Today I plan to look out the bathroom window at the concrete steps to nowhere and see if the snake the bug man told me about is napping there in the sun. He said it was about a yard long and showed me by spreading his hands apart and then he said, "It's just a regular garden snake." He said he saw another one poke its head up out of the hole in the steps when he came out of the crawl space underneath the house. "I saw a rodent nest down in the crawl space but it looked pretty old. Probably the snakes have cleaned them out," he said. I called my husband to tell him about the snakes. I knew he'd be tickled.
I thought my sons would like to know about them, too, except I predicted Sam would refuse to leave the house again for fear of getting bit.
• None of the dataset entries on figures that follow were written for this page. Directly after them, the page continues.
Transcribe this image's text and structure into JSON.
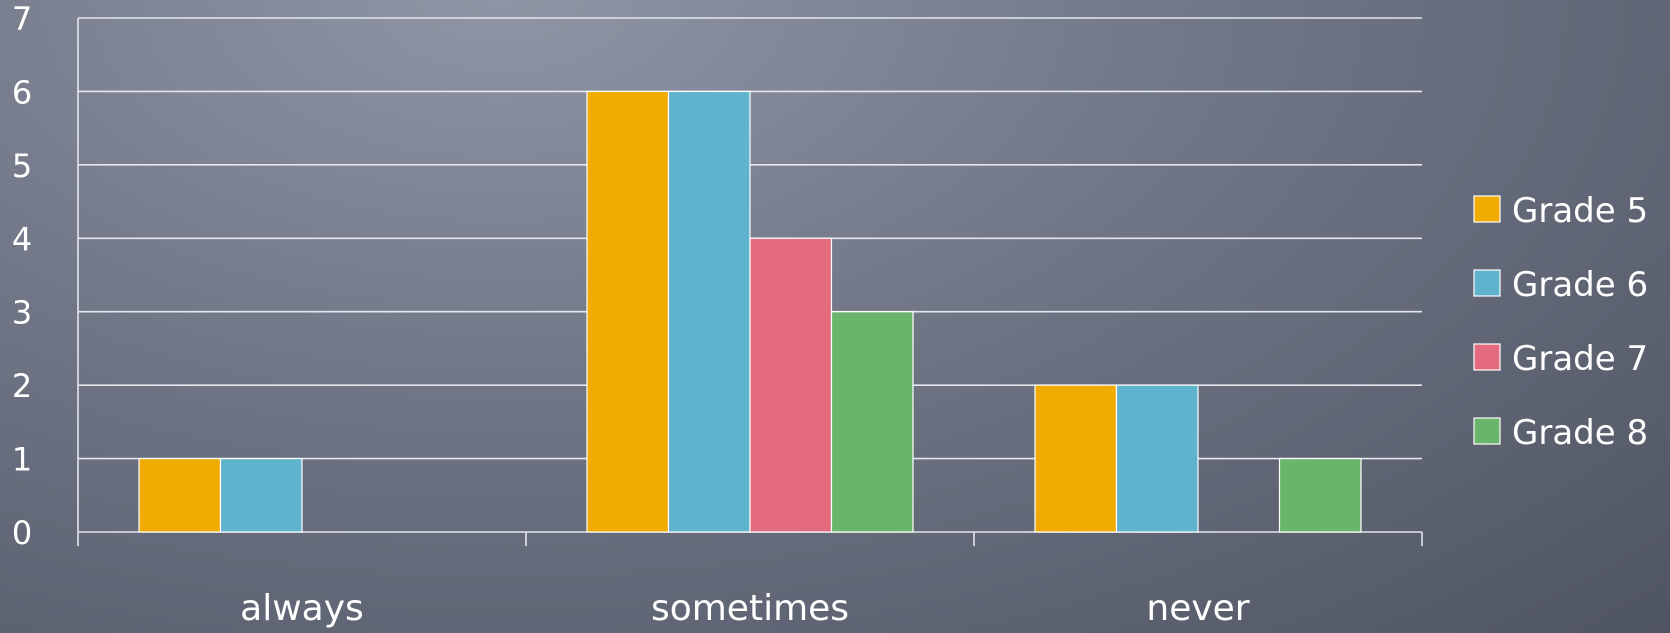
{
  "chart_data": {
    "type": "bar",
    "categories": [
      "always",
      "sometimes",
      "never"
    ],
    "series": [
      {
        "name": "Grade 5",
        "color": "#f0ac00",
        "values": [
          1,
          6,
          2
        ]
      },
      {
        "name": "Grade 6",
        "color": "#5fb3cc",
        "values": [
          1,
          6,
          2
        ]
      },
      {
        "name": "Grade 7",
        "color": "#e46b7d",
        "values": [
          0,
          4,
          0
        ]
      },
      {
        "name": "Grade 8",
        "color": "#6ab56c",
        "values": [
          0,
          3,
          1
        ]
      }
    ],
    "yticks": [
      "0",
      "1",
      "2",
      "3",
      "4",
      "5",
      "6",
      "7"
    ],
    "ylim": [
      0,
      7
    ],
    "grid": true,
    "legend_position": "right"
  }
}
But he just said, "Black snakes? Those are the good kind," and let it go.
I took a picture of one of them from the bathroom window yesterday. Its head was up as though it was listening. I think if I'd tried to sneak up on it from the back door it probably would've been long gone by the time I got around the corner. When I looked at the picture in iPhoto it looked larger than I imagined and smaller, too.
Steve says that a woman at work, Linda, told him that if you try to corner a black snake it will sometimes shake the very tip of its tail in the leaves to simulate a rattlesnake's rattle to try to scare you off. Part of me wants to see and hear this and part of me is convinced that the snake will chase me.
I remember a story that my dad used to tell me about when he was a boy and he and some friends convinced a boy to take a whip like stick and snap it at a nest of dozing blue racer snakes. "They came right after him and he was running so fast to get away that he got clear across the creek without getting his feet wet!" said Dad, chuckling. I could see the sun coming through the bright green leaves and smell the warm dirt along the path when he'd tell that story. I could see the boys, barefoot at the creek and I could hear the way they talked and the casual setting up of a friend to go do something that probably wouldn't kill him but would definitely give him something to remember the day by.